Tech

The AMD FSR 3.0 could use artificial intelligence and be exclusive to the Radeon RX 7000

AMD’s FSR 2.0 technology was recently introduced, but it seems that the Sunnyvale company is already working on FSR 3.0, and that it could mark a significant technological leap. As many of our readers will know, what differentiates the second generation DLSS and FSR 2.0 is that the first uses artificial intelligence, and that it is accelerated through the tensor cores that are included in the GeForce RTX 20 and RTX 30 graphics cards, while than the second it does not use AI or rely on dedicated hardware.

This could change with the arrival of FSR 3.0 and the Radeon RX 7000, a new generation of graphics cards that will debut later this year and that, according to an interesting leak, will be ready to work at the hardware level with the Wave Matrix Multiply-Accumulate instructions. These instructions work with arrays of tables containing numbers, and they allow you to speed up the work required to use artificial intelligence and deep learning algorithms to multiply large sets of numbers.

Although it is interesting, the truth is that it is not something new, since AMD’s CDNA architecture already offered support for Matrix-Fused-Multiply-Add, which were accelerated in the Matrix Core Engines. It is clear that to work optimally with these new instructions, the Radeon RX 7000 should have specialized hardwareand therefore the FSR 3.0 would end up being exclusive to that graphic generationalthough I still do not know what kind of implementation AMD would carry out in this regard, and the truth is that it is a very interesting topic.

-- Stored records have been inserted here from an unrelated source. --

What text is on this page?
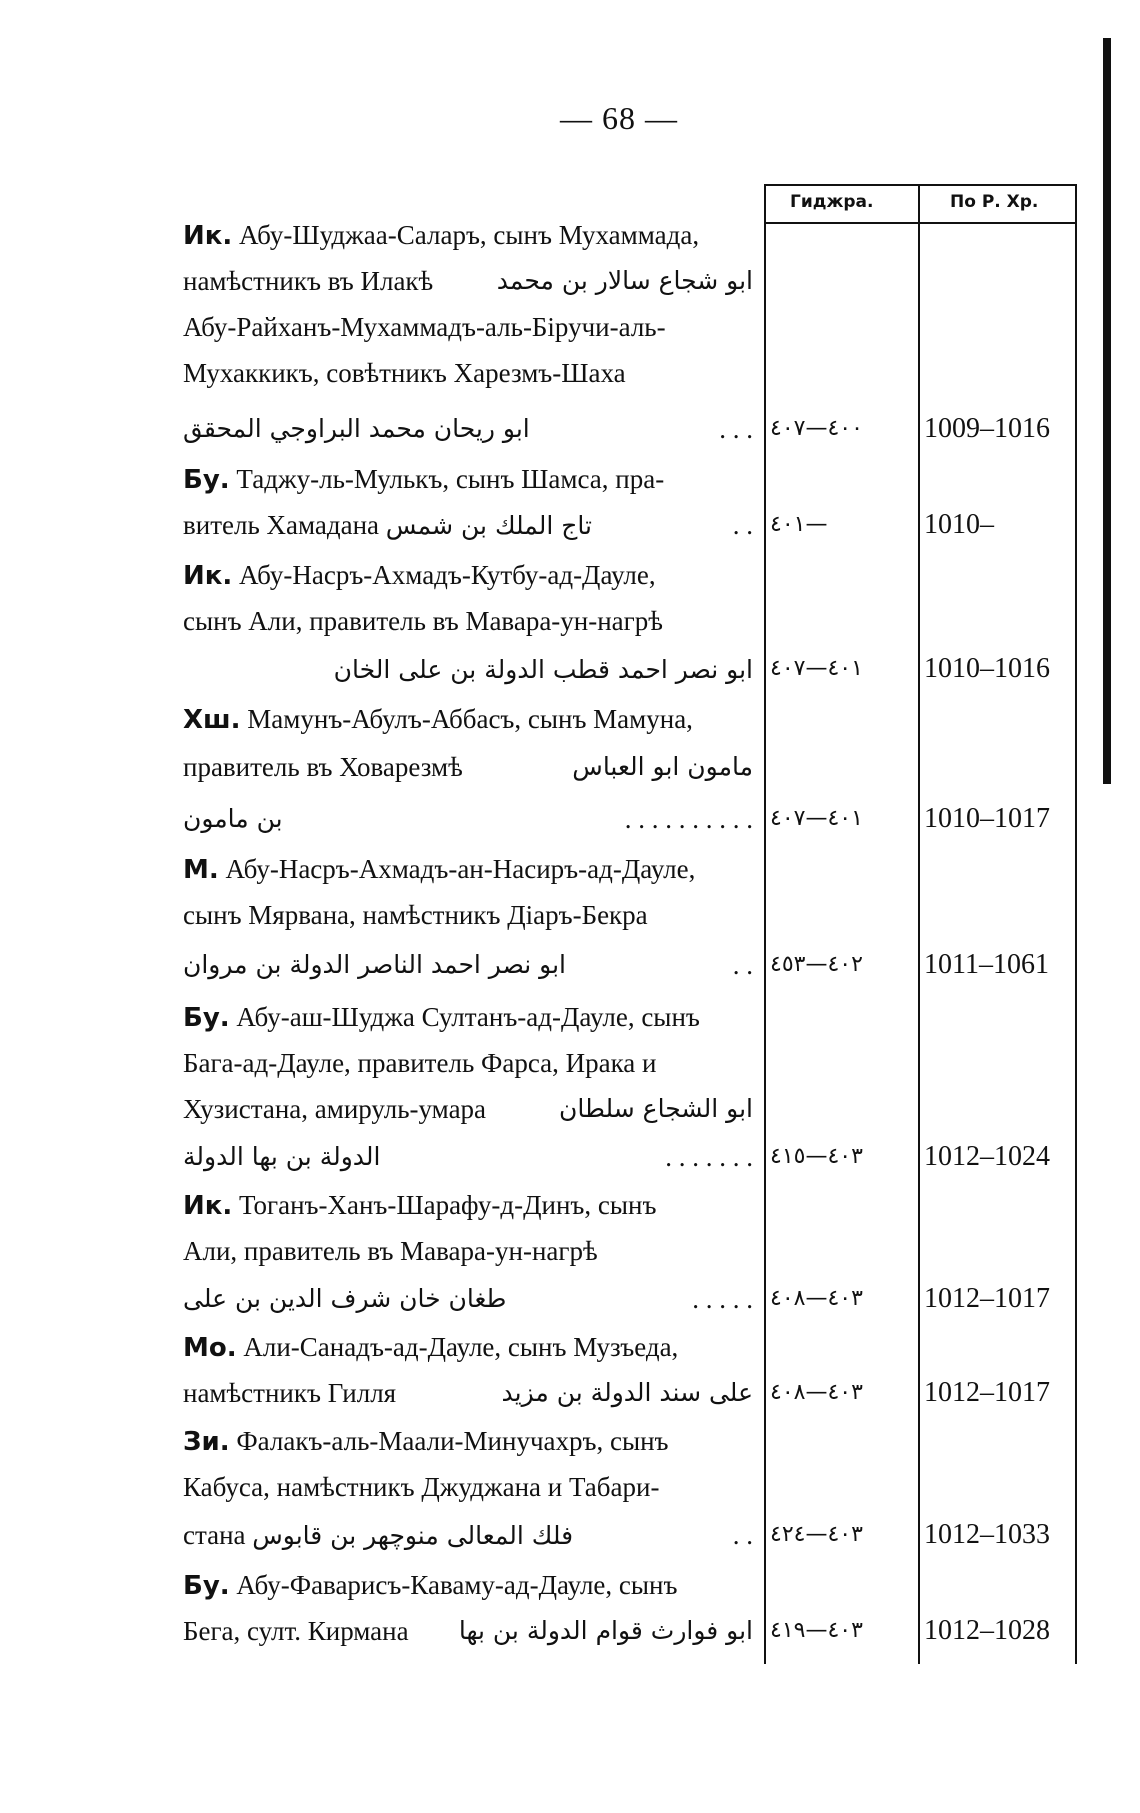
— 68 —
Гиджра.	По Р. Хр.
Ик. Абу-Шуджаа-Саларъ, сынъ Мухаммада,
намѣстникъ въ Илакѣ	ابو شجاع سالار بن محمد
Абу-Райханъ-Мухаммадъ-аль-Біручи-аль-
Мухаккикъ, совѣтникъ Харезмъ-Шаха
ابو ريحان محمد البراوجي المحقق	. . . ٤٠٠—٤٠٧	1009–1016
Бу. Таджу-ль-Мулькъ, сынъ Шамса, пра-
витель Хамадана تاج الملك بن شمس	. . ٤٠١—	1010–
Ик. Абу-Насръ-Ахмадъ-Кутбу-ад-Дауле,
сынъ Али, правитель въ Мавара-ун-нагрѣ
ابو نصر احمد قطب الدولة بن على الخان ٤٠١—٤٠٧	1010–1016
Хш. Мамунъ-Абулъ-Аббасъ, сынъ Мамуна,
правитель въ Ховарезмѣ	مامون ابو العباس
بن مامون	. . . . . . . . . . ٤٠١—٤٠٧	1010–1017
М. Абу-Насръ-Ахмадъ-ан-Насиръ-ад-Дауле,
сынъ Мярвана, намѣстникъ Діаръ-Бекра
ابو نصر احمد الناصر الدولة بن مروان	. . ٤٠٢—٤٥٣	1011–1061
Бу. Абу-аш-Шуджа Султанъ-ад-Дауле, сынъ
Бага-ад-Дауле, правитель Фарса, Ирака и
Хузистана, амируль-умара	ابو الشجاع سلطان
الدولة بن بها الدولة	. . . . . . . ٤٠٣—٤١٥	1012–1024
Ик. Тоганъ-Ханъ-Шарафу-д-Динъ, сынъ
Али, правитель въ Мавара-ун-нагрѣ
طغان خان شرف الدين بن على	. . . . . ٤٠٣—٤٠٨	1012–1017
Мо. Али-Санадъ-ад-Дауле, сынъ Музъеда,
намѣстникъ Гилля	على سند الدولة بن مزيد ٤٠٣—٤٠٨	1012–1017
Зи. Фалакъ-аль-Маали-Минучахръ, сынъ
Кабуса, намѣстникъ Джуджана и Табари-
стана فلك المعالى منوچهر بن قابوس	. . ٤٠٣—٤٢٤	1012–1033
Бу. Абу-Фаварисъ-Каваму-ад-Дауле, сынъ
Бега, султ. Кирмана ابو فوارث قوام الدولة بن بها ٤٠٣—٤١٩	1012–1028
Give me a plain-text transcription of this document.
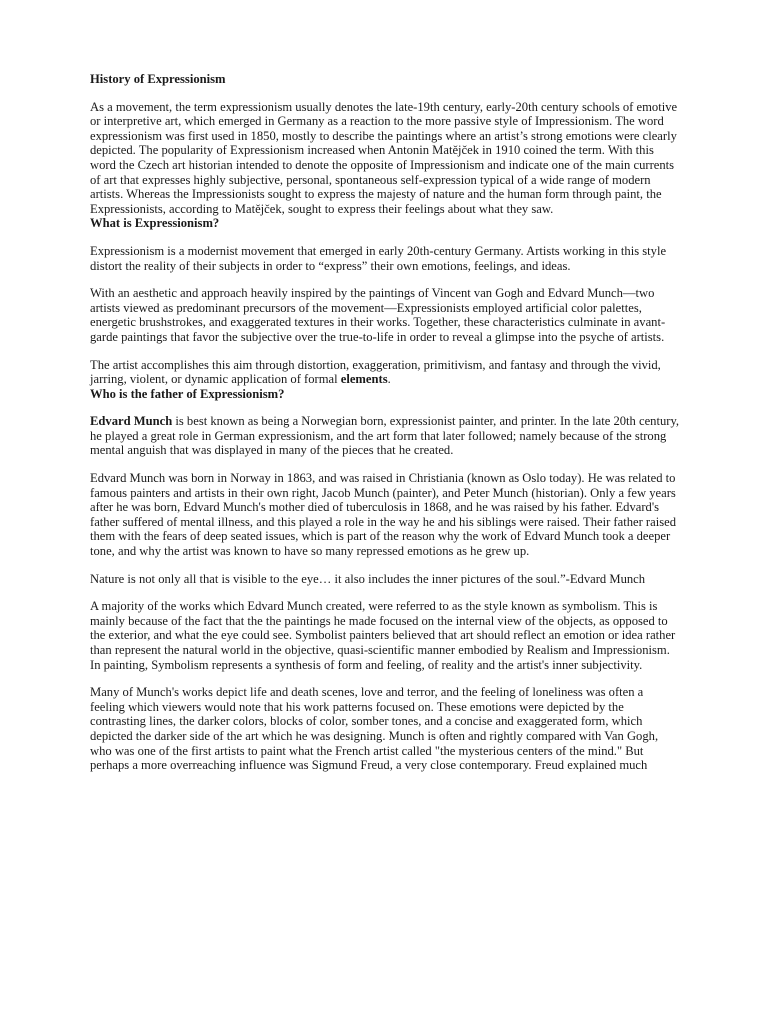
History of Expressionism

As a movement, the term expressionism usually denotes the late-19th century, early-20th century schools of emotive or interpretive art, which emerged in Germany as a reaction to the more passive style of Impressionism. The word expressionism was first used in 1850, mostly to describe the paintings where an artist’s strong emotions were clearly depicted. The popularity of Expressionism increased when Antonin Matějček in 1910 coined the term. With this word the Czech art historian intended to denote the opposite of Impressionism and indicate one of the main currents of art that expresses highly subjective, personal, spontaneous self-expression typical of a wide range of modern artists. Whereas the Impressionists sought to express the majesty of nature and the human form through paint, the Expressionists, according to Matějček, sought to express their feelings about what they saw.

What is Expressionism?

Expressionism is a modernist movement that emerged in early 20th-century Germany. Artists working in this style distort the reality of their subjects in order to “express” their own emotions, feelings, and ideas.

With an aesthetic and approach heavily inspired by the paintings of Vincent van Gogh and Edvard Munch—two artists viewed as predominant precursors of the movement—Expressionists employed artificial color palettes, energetic brushstrokes, and exaggerated textures in their works. Together, these characteristics culminate in avant-garde paintings that favor the subjective over the true-to-life in order to reveal a glimpse into the psyche of artists.

The artist accomplishes this aim through distortion, exaggeration, primitivism, and fantasy and through the vivid, jarring, violent, or dynamic application of formal elements.

Who is the father of Expressionism?

Edvard Munch is best known as being a Norwegian born, expressionist painter, and printer. In the late 20th century, he played a great role in German expressionism, and the art form that later followed; namely because of the strong mental anguish that was displayed in many of the pieces that he created.

Edvard Munch was born in Norway in 1863, and was raised in Christiania (known as Oslo today). He was related to famous painters and artists in their own right, Jacob Munch (painter), and Peter Munch (historian). Only a few years after he was born, Edvard Munch's mother died of tuberculosis in 1868, and he was raised by his father. Edvard's father suffered of mental illness, and this played a role in the way he and his siblings were raised. Their father raised them with the fears of deep seated issues, which is part of the reason why the work of Edvard Munch took a deeper tone, and why the artist was known to have so many repressed emotions as he grew up.

Nature is not only all that is visible to the eye… it also includes the inner pictures of the soul.”-Edvard Munch

A majority of the works which Edvard Munch created, were referred to as the style known as symbolism. This is mainly because of the fact that the the paintings he made focused on the internal view of the objects, as opposed to the exterior, and what the eye could see. Symbolist painters believed that art should reflect an emotion or idea rather than represent the natural world in the objective, quasi-scientific manner embodied by Realism and Impressionism. In painting, Symbolism represents a synthesis of form and feeling, of reality and the artist's inner subjectivity.

Many of Munch's works depict life and death scenes, love and terror, and the feeling of loneliness was often a feeling which viewers would note that his work patterns focused on. These emotions were depicted by the contrasting lines, the darker colors, blocks of color, somber tones, and a concise and exaggerated form, which depicted the darker side of the art which he was designing. Munch is often and rightly compared with Van Gogh, who was one of the first artists to paint what the French artist called "the mysterious centers of the mind." But perhaps a more overreaching influence was Sigmund Freud, a very close contemporary. Freud explained much
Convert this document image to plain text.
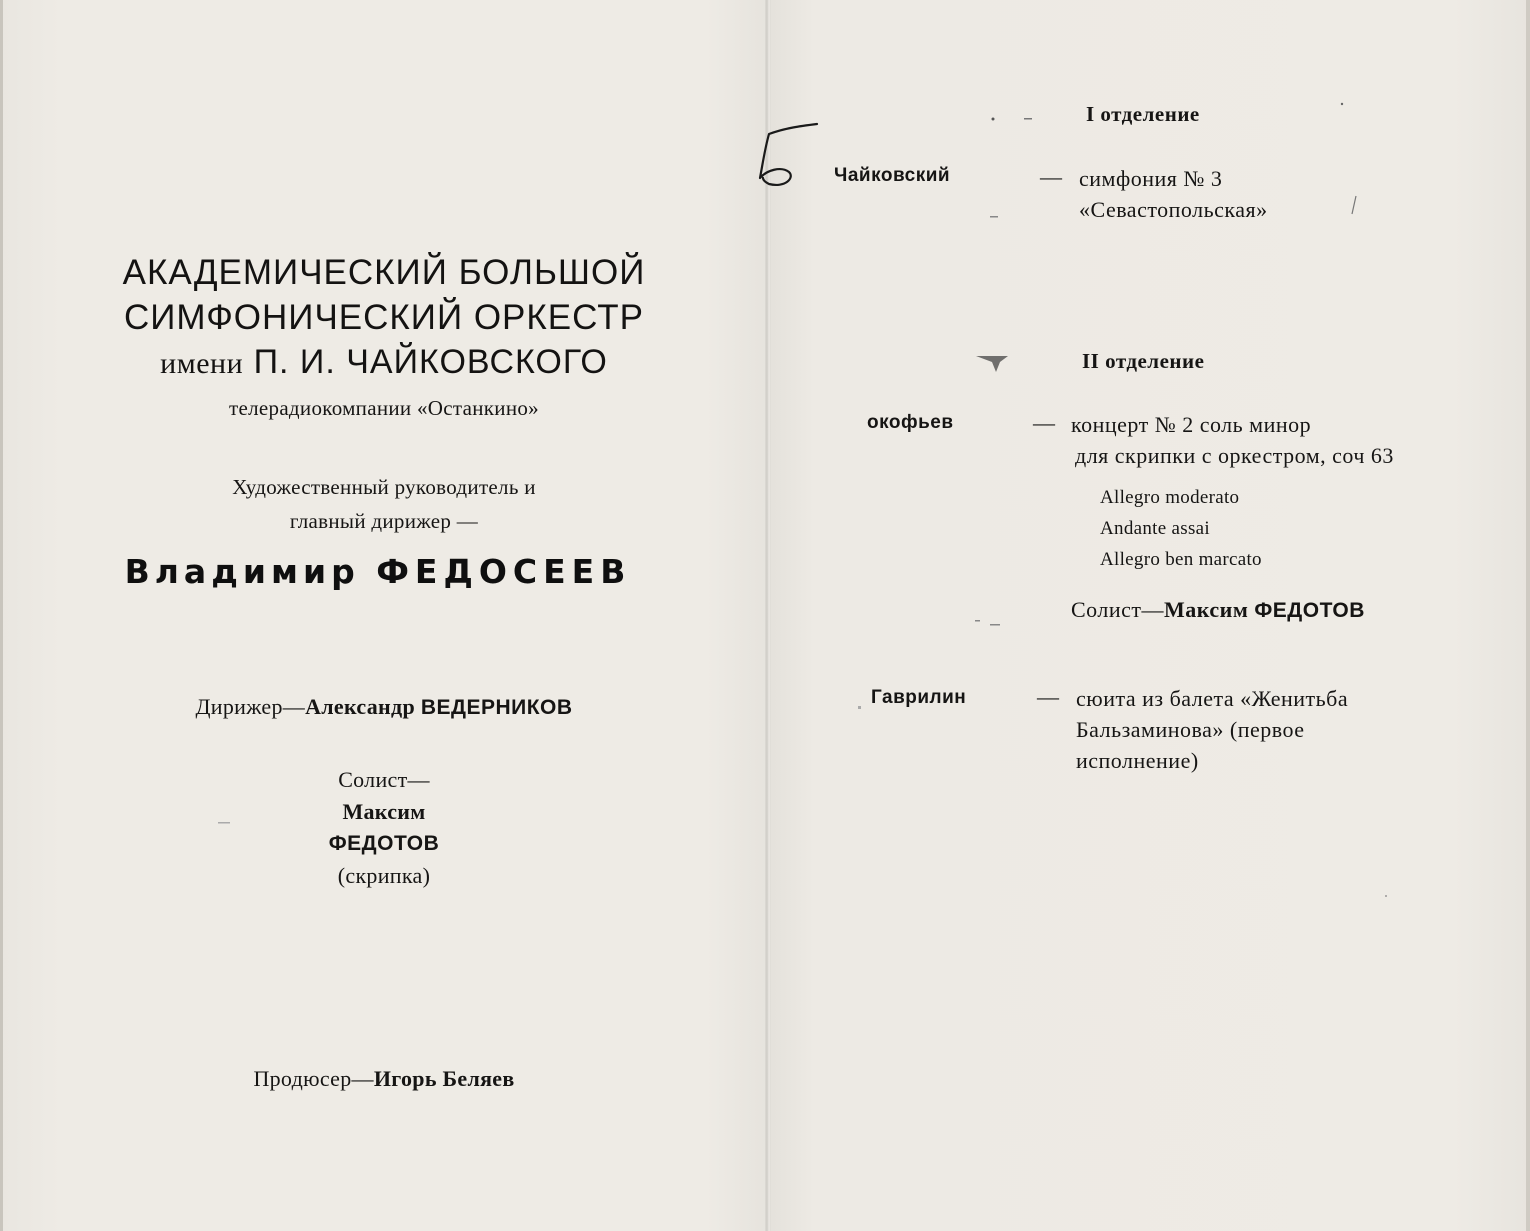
АКАДЕМИЧЕСКИЙ БОЛЬШОЙ
СИМФОНИЧЕСКИЙ ОРКЕСТР
имени П. И. ЧАЙКОВСКОГО
телерадиокомпании «Останкино»
Художественный руководитель и
главный дирижер —
Владимир ФЕДОСЕЕВ
Дирижер—Александр ВЕДЕРНИКОВ
Солист—
Максим
ФЕДОТОВ
(скрипка)
Продюсер—Игорь Беляев
I отделение
Чайковский	— симфония № 3
«Севастопольская»
II отделение
окофьев	— концерт № 2 соль минор
для скрипки с оркестром, соч 63
Allegro moderato
Andante assai
Allegro ben marcato
Солист—Максим ФЕДОТОВ
Гаврилин	— сюита из балета «Женитьба
Бальзаминова» (первое
исполнение)
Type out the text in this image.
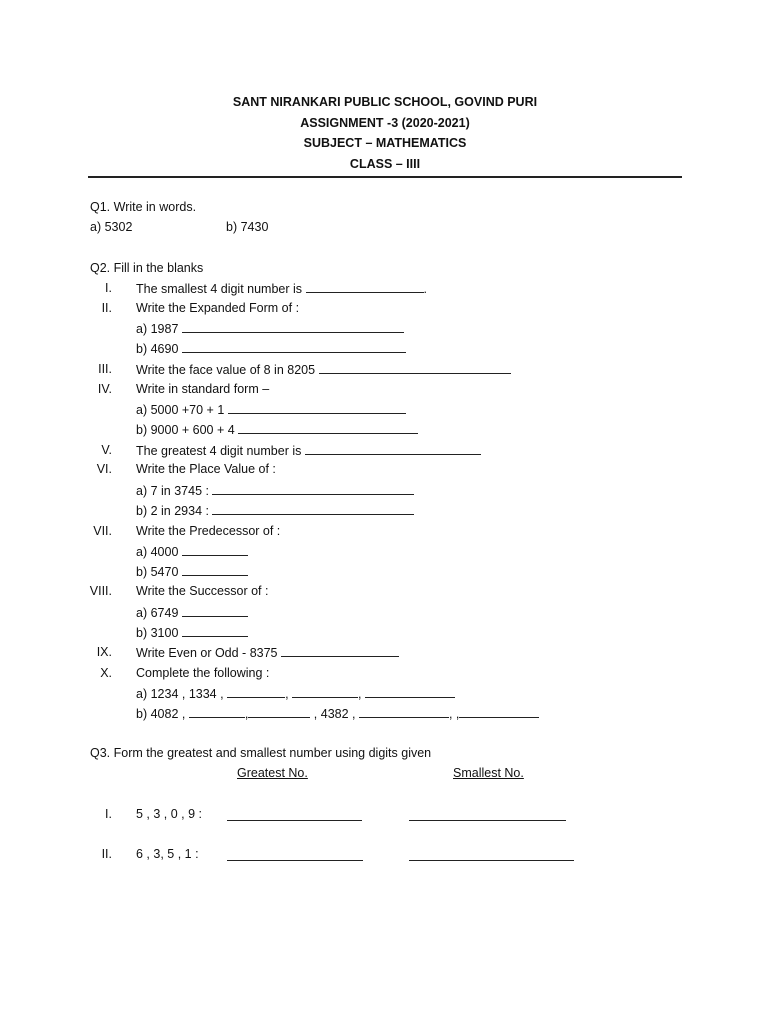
SANT NIRANKARI PUBLIC SCHOOL, GOVIND PURI
ASSIGNMENT -3 (2020-2021)
SUBJECT – MATHEMATICS
CLASS – IIII
Q1. Write in words.
a) 5302	b) 7430
Q2. Fill in the blanks
I. The smallest 4 digit number is	.
II. Write the Expanded Form of :
a) 1987
b) 4690
III. Write the face value of 8 in 8205
IV. Write in standard form –
a) 5000 +70 + 1
b) 9000 + 600 + 4
V. The greatest 4 digit number is
VI. Write the Place Value of :
a) 7 in 3745 :
b) 2 in 2934 :
VII. Write the Predecessor of :
a) 4000
b) 5470
VIII. Write the Successor of :
a) 6749
b) 3100
IX. Write Even or Odd - 8375
X. Complete the following :
a) 1234 , 1334 ,	,	,
b) 4082 ,	,	, 4382 ,	, ,
Q3. Form the greatest and smallest number using digits given
Greatest No.	Smallest No.
I. 5 , 3 , 0 , 9 :
II. 6 , 3, 5 , 1 :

FSR 2.0 will be succeeded by FSR 3.0

AMD FSR 3.0 and artificial intelligence: challenges at the hardware level

And also software. I do not want to go into complex issues because in the end what is important are the keys behind this news. If FSR 3.0 uses specialized instructions for AI, its quality should improve markedly, and so could its performance. This is important because would put it squarely in the same league as NVIDIA’s DLSS and Intel’s XeSS playbut at the same time raises many unresolved questions.

First of all, there is what we have already anticipated, and that is that AMD would have to integrate specialized hardware in the Radeon RX 7000 to work with the new workload that FSR 3.0 supported by artificial intelligence would entail. It may seem easy, but this requires very valuable space at the silicon level, and involves the addition of a new component that consumes resources and generates heat. AMD is already quite limited on space at the silicon level in their Radeon RX 6000s, as they use L3 cache as “infinite cache”, but I think moving to the 5nm node and using an MCM design will allow them to overcome this problem. .

Personally, I think it is likely that AMD will maintain the approach used in CDNA-based graphics solutions, and that the Radeon RX 7000 will come equipped with one Matrix Core Engine (this may not be its final name) for each compute unitwhich will be specialized in AI.

If all this is confirmed, the FSR 3.0 will mark an important turning point, but also dwill make the Radeon RX 6000 “obsolete” and earlier models, which will be limited to FSR 2.0 technology. To all this we must add another important question, and that is that if FSR 3.0 ends up requiring specialized hardware could become a closed standardas is NVIDIA’s DLSS.